If the bomb attempt had happened early in the administration, he and likeminded others said, cooperation would have been tenuous at best. Asked whether any change in strategy was being contemplated, a senior U.S. military official responded, "The answer is no."

These officials said that their confidence is not based solely on trust. Pakistan's economy is on the verge of collapse, with gross domestic product falling from more than 8 percent growth in 2005 to under 3 percent last year. More than $3.5 billion in U.S. economic and military assistance is in the pipeline, and a nearly $8 billion International Monetary Fund agreement and a $3.5 billion World Bank financing package are pending.

In economic terms, one Pakistani official said, "the cumulative impact of the U.S. role is enormous."

Insurgent groups with sanctuaries or operations in Pakistan range from al-Qaeda and the Afghan Taliban networks to domestic organizations including the Pakistani Taliban and Kashmir-focused groups such as Jaish-e-Mohammed and Lashkar-e-Taiba. The administration has argued that they increasingly overlap and urged Pakistan to take them all on.

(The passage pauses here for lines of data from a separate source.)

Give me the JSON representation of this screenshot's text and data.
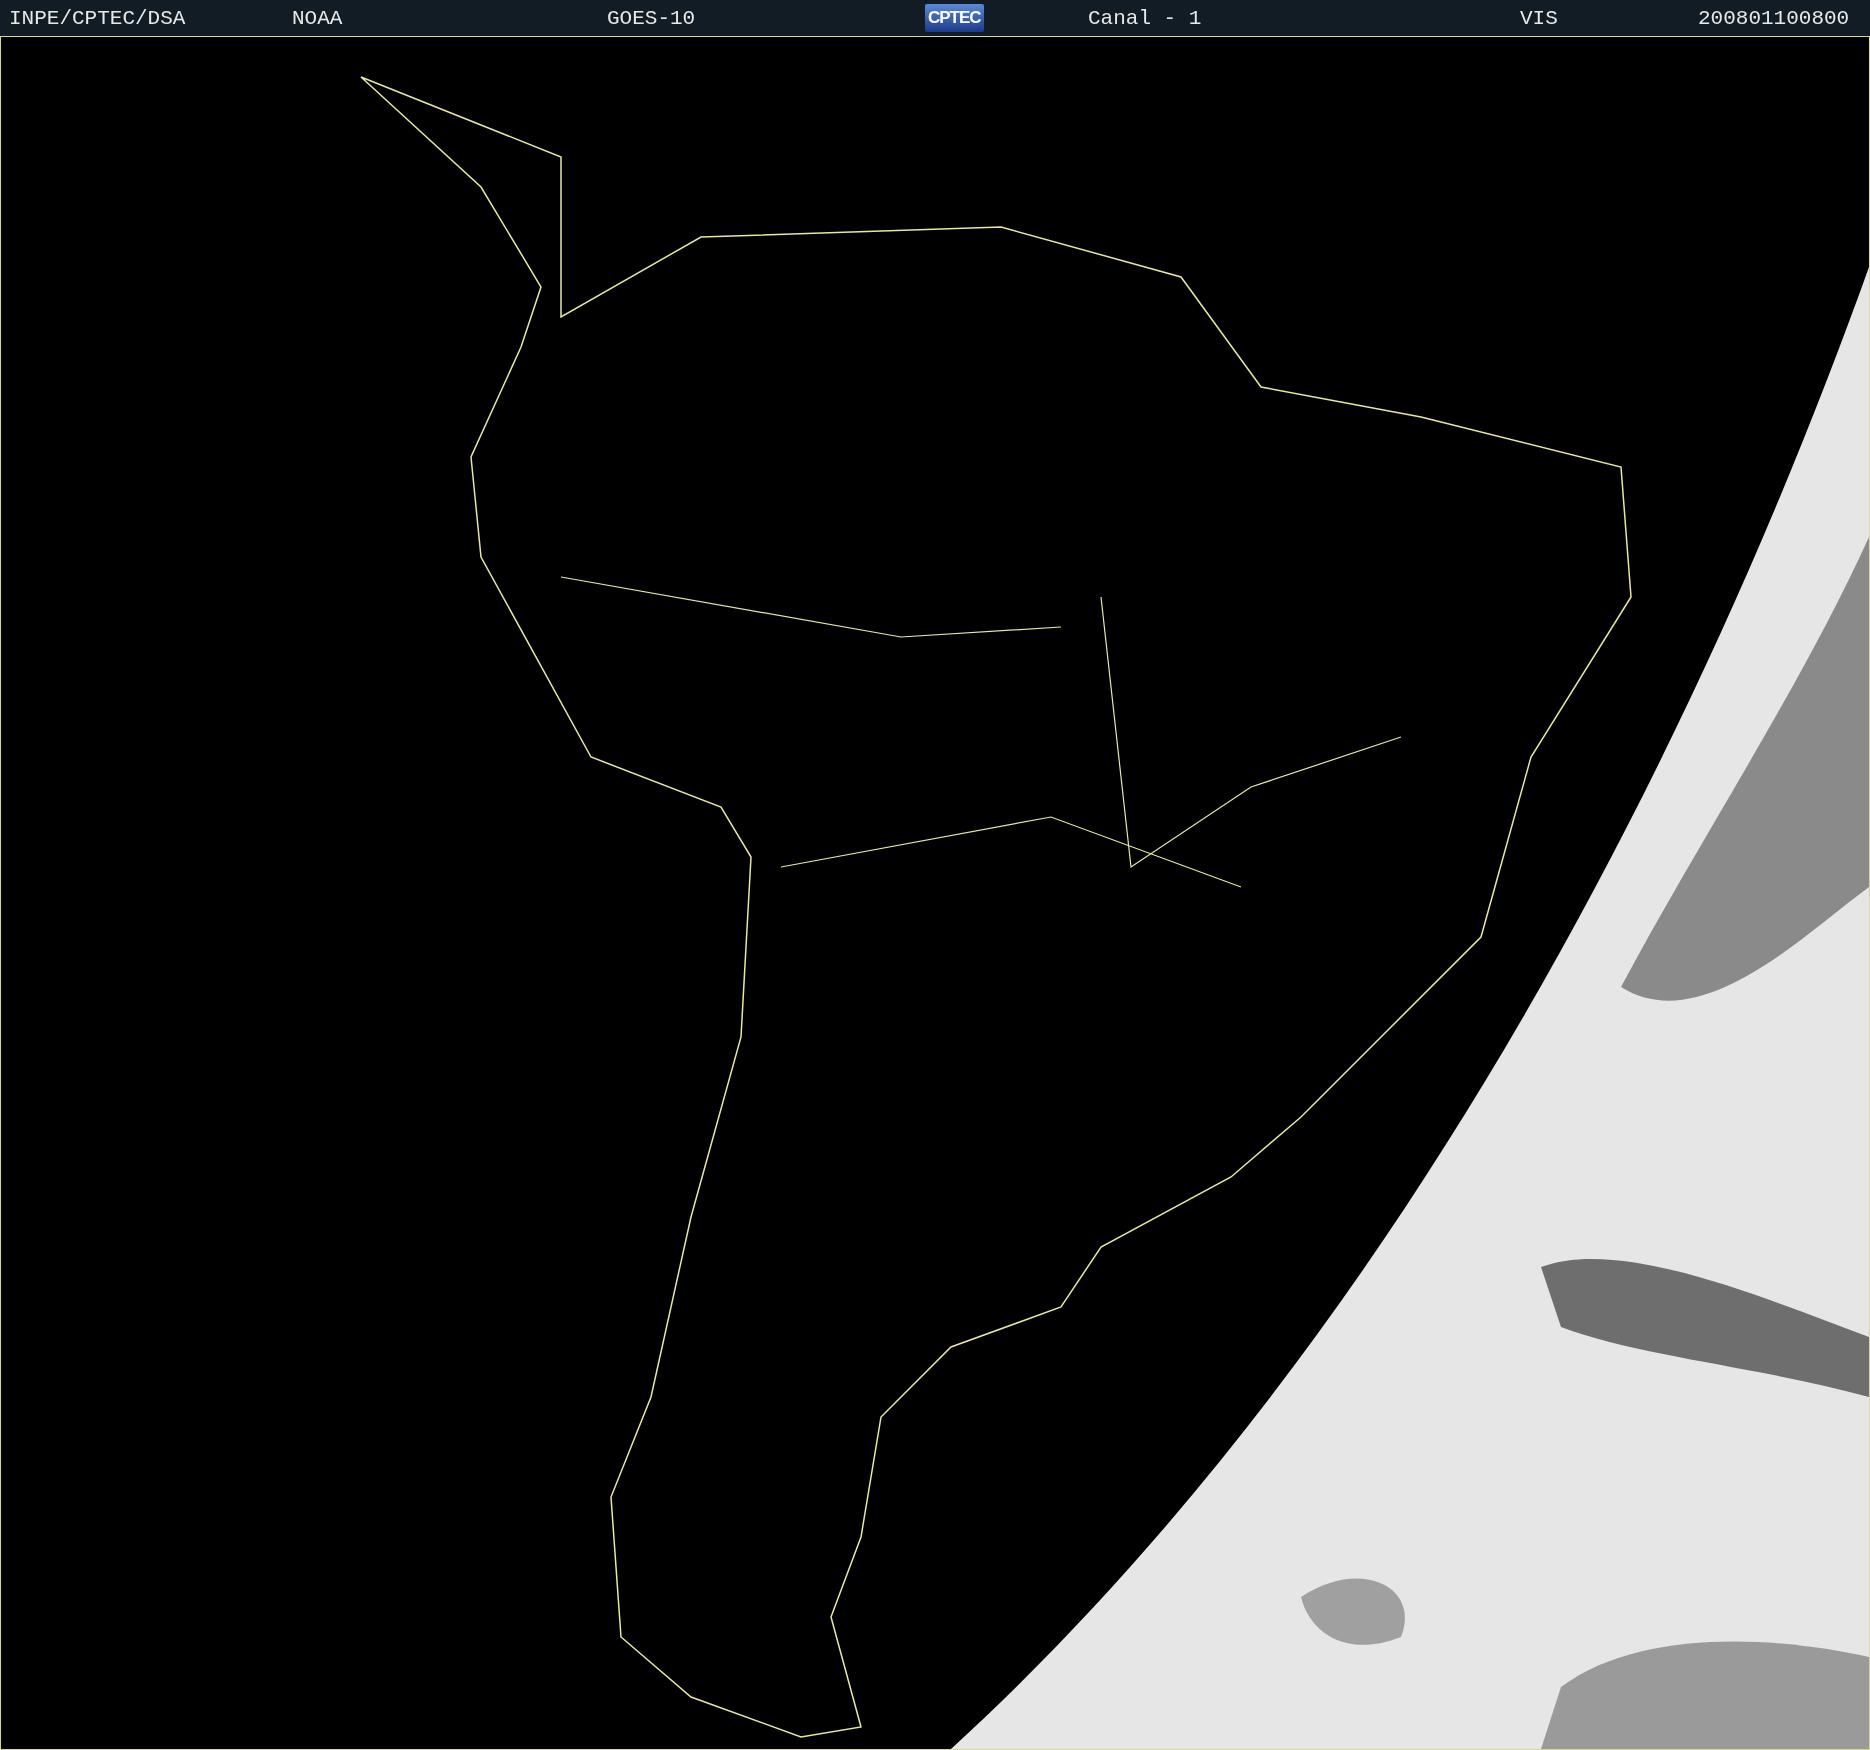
{
  "header": {
    "items": [
      {
        "kind": "text",
        "text": "INPE/CPTEC/DSA"
      },
      {
        "kind": "text",
        "text": "NOAA"
      },
      {
        "kind": "text",
        "text": "GOES-10"
      },
      {
        "kind": "logo",
        "text": "CPTEC"
      },
      {
        "kind": "text",
        "text": "Canal - 1"
      },
      {
        "kind": "text",
        "text": "VIS"
      },
      {
        "kind": "text",
        "text": "200801100800"
      }
    ]
  }
}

In response, Pakistan has discounted a significant al-Qaeda presence and been slow to break its long-standing intelligence ties with the Afghan Taliban leaders it sees as a hedge against an unfriendly government next door. Far from taking on the Kashmiri groups, it has considered them a strategic asset against its traditional Indian adversary.

Following a series of domestic attacks and suicide bombings, it has conducted fierce and costly offensives over the past year against the Pakistani Taliban in the Afghan border badlands of the northwest frontier and the Federally Administered Tribal Areas, or FATA. The United States has contributed by targeting Pakistani Taliban leaders with drone strikes, and praised the Pakistani military as it drove Taliban forces from their operational base in the FATA region of South Waziristan.

Although the Obama administration has warned Pakistan that the Kashmiri groups are more threat than ally and called for it to expand its military offensive into al-Qaeda and Afghan Taliban strongholds in North Waziristan, the United States has said it is willing to be relatively patient.

But that patience, administration officials warned, does not extend to the Shahzad case.